Monday's hearing dealt with ways to increase school safety through campus design and safety measures, such as access control and security cameras. According to San Antonio ISD Police Chief Joe Curiel, there is no way to make a campus totally secure. "We can fortify our campuses all we want, but that won't guarantee a weapon won't get in," he said. He advocated direct police presence as a deterrent and preventative measure. He believes in a community policing model, where officers are more visible and try to increase positive interactions between officers and students. Improving relationships between students and officers means that students feel more comfortable coming forward to campus officers when they are having a rough time, or know of another student who is. His agency also employs a dedicated intelligence officer, who compiles daily reports of behavioral incidents in area schools, allowing officials to monitor trends or identify a pattern of behavior that might indicate a growing threat. One thing faculty can do immediately to improve safety, he said, is lock the classroom door in the event of an active shooting. "There has not been an active shooter that has breached a locked door," said Curiel. "Lock the door, buy us some time, we are coming."
One idea to prevent mass shootings is better control over the entrances and exits of school buildings.

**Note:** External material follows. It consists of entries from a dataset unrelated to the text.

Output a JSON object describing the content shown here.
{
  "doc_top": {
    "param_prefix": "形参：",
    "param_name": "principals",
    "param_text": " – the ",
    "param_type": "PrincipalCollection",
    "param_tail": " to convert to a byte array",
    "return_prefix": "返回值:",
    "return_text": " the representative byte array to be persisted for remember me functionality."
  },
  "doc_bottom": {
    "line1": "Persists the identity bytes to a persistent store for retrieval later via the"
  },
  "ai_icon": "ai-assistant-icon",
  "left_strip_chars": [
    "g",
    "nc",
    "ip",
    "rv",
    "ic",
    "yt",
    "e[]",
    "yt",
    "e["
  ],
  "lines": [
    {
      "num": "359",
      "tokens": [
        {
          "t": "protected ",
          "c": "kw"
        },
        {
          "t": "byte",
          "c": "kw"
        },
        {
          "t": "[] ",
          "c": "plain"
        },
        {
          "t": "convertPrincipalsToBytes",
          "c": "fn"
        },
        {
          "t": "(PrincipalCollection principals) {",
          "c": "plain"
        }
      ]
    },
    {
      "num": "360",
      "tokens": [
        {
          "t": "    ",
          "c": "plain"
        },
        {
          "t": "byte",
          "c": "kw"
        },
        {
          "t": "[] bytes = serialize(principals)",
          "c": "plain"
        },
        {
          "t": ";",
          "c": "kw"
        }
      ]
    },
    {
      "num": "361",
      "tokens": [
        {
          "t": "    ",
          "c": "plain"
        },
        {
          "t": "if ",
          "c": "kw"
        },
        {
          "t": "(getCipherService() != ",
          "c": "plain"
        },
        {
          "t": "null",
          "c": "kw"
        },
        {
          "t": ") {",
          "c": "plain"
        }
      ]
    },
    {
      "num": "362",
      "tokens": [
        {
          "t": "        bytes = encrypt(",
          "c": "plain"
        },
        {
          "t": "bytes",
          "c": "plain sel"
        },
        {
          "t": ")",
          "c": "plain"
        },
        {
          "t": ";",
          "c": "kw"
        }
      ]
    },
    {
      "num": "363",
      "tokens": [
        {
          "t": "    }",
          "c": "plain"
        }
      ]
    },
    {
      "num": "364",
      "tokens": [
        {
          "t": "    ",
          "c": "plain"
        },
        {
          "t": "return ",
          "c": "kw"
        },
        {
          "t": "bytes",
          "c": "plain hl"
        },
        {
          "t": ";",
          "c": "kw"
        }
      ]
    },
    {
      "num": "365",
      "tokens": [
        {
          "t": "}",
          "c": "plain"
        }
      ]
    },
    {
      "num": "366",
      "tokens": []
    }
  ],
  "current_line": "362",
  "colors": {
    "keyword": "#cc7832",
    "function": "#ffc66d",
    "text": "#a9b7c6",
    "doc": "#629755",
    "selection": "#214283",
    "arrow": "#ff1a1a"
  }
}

Monitoring who can enter and where could prevent a shooter from sneaking onto a campus carrying a weapon, but it would raise logistical issues. Midway ISD School Resource Officer Jeff Foley told the committee that reducing entranceways for schools with thousands of students could create a bottleneck as students and staff try to enter every morning. Foley also said that security measures should be as unobtrusive as possible. "While we need to do our best to keep these kids secure and keep them safe, we also don't want them to feel like they're in a prison."
The committee also heard from architects who specialize in designing campus buildings. Christopher Huckabee, who chairs the Texas Society of Architects School Safety Workgroup, told members that school design is trending towards more compact structures, built up rather than out. He said means to lock down sections of a school to contain a shooter and video cameras are effective security measures.
The committee will hold another hearing on Tuesday, where they will consider the school marshal program, campus police and arming teachers and staff.